Imponente. Estaba ella allí. Sus misericordiosos y liberadores nombres. Brillaba como una antorcha. Su solo cuarteto de iniciales le mece el alma al niño. Todo su ser ardía y resplandecía. Su corazón, una colmena repleta de abejas, representando emociones.  Con una fisionomía, por si fuera poco adornada, con un broche de color lusitano. Era sencillamente perfecta.
El tiempo hizo lo suyo, y con el paso del mismo, el impacto de esta rubia en el alma de aquel silente niño, creció. Fueron creciendo juntos pero demasiado distantes, había un hecho flagrante que no le permitía estar a su lado: ella, era la chica popular y su grupo, el ideal, era su mundo. Nunca podía acceder a ella, siempre era ignorado, pues él, era básicamente un niño que no hacía nada mejor, que amarla a escondidas.
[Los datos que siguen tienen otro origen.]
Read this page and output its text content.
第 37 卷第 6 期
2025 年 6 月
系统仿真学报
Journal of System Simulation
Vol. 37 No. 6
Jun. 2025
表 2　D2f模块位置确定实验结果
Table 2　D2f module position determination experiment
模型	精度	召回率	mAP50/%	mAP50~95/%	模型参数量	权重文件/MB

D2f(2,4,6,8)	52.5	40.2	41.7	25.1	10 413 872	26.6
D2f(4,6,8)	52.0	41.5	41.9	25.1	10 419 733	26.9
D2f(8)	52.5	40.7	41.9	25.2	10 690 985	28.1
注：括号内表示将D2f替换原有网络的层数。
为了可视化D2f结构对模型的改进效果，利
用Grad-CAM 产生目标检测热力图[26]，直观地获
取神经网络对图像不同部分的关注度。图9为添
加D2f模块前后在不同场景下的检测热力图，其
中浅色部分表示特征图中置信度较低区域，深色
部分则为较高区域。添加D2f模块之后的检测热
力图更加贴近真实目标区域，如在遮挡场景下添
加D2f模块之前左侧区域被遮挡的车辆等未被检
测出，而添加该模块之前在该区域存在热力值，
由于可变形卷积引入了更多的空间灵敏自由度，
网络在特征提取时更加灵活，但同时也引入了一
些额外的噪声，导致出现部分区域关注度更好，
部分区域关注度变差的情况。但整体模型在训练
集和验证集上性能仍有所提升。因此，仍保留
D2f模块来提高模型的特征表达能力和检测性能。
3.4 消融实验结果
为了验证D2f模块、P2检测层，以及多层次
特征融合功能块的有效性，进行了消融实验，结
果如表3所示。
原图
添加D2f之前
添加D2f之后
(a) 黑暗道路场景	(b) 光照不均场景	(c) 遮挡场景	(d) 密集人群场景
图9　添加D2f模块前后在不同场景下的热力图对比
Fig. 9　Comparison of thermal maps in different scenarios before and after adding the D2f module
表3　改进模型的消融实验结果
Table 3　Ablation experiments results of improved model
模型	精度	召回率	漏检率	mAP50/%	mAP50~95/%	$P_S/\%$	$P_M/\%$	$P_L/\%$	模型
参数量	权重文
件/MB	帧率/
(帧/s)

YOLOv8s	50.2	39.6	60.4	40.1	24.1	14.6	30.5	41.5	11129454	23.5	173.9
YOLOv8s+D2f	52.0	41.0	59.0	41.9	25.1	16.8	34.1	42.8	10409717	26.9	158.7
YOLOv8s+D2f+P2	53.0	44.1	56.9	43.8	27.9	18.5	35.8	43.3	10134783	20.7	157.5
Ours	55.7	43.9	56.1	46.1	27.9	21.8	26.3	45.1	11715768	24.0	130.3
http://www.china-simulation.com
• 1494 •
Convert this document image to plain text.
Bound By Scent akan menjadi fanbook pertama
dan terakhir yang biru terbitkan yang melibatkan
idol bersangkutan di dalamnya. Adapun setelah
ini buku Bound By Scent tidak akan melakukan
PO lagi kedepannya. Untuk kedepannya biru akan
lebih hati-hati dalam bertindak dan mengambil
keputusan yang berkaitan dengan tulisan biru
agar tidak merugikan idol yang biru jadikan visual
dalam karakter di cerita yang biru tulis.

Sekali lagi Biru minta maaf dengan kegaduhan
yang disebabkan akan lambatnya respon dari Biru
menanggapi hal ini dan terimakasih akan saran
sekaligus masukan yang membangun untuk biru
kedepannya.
No lideraba ninguna tabla de anotadores, en ningún deporte, desastroso en fútbol, era nadie en baloncesto y ni siquiera con las pelotas de papel de aluminio con las que jugaban béisbol durante las horas de recreo se distinguía. Y sinceramente, estar en el cuadro de honor y cambiar sus horas de guiatura, audiovisual y recreo, para escribir, nunca iban a ser motivo de atención para ella, aun cuando, el ochenta por ciento de lo que su novel lápiz producía, viniese de su musa encendida en ella.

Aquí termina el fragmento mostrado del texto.